The news that NI pork exports to China have finally begun is a very welcome development for the local pig sector, given that the trade (mainly of offal) could be worth over £10m per year to the local economy.

However, there is no hiding the fact that this deal has been a long time in the making, and it highlights the type of challenges that lie ahead for the UK outside of the EU, especially when it comes to the trade in agri-related goods. It is one thing getting political agreement on a trade deal, another issue entirely making sure all the veterinary standards are in place to the satisfaction of both parties.

It is now over five years since authorities here started to explore the possibility of an agreement with China to export pig products from NI. In April 2015, Chinese inspectors came to visit, and later that year their inspection authority announced that it intended to grant export approval to two local pig factories. In the meantime, any deficiencies they had identified in our controls were rectified.

But it took nearly two years for approval to finally come through in August of this year, and a further three months to get all the administrative processes in place.

To be fair to the Chinese, it is understandable that they would want to protect their home industry, make sure everything is to their satisfaction, and ensure the timing is on their terms – we would want our inspectors to do the same in reverse.

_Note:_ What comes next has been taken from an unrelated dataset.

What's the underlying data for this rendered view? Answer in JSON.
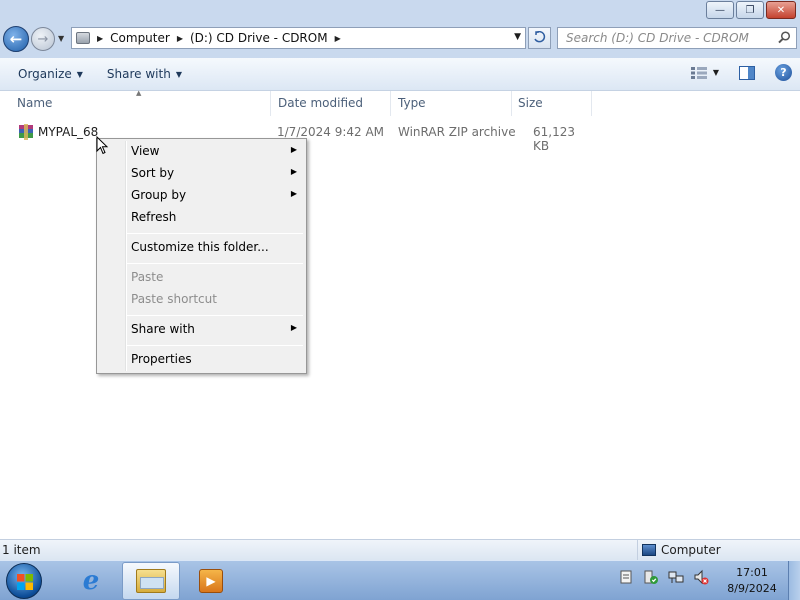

It should also be acknowledged that DAERA vets put a lot of time and effort into getting this deal over the line, and the delays are not down to them.

That points to a further critical issue going forward. If the current British government is to deliver trade deals after Brexit, it will need to put the proper resources in place. In recent years, and despite the opportunities (such as China) that already exist, officials in Whitehall with a focus on trade have been thin on the ground.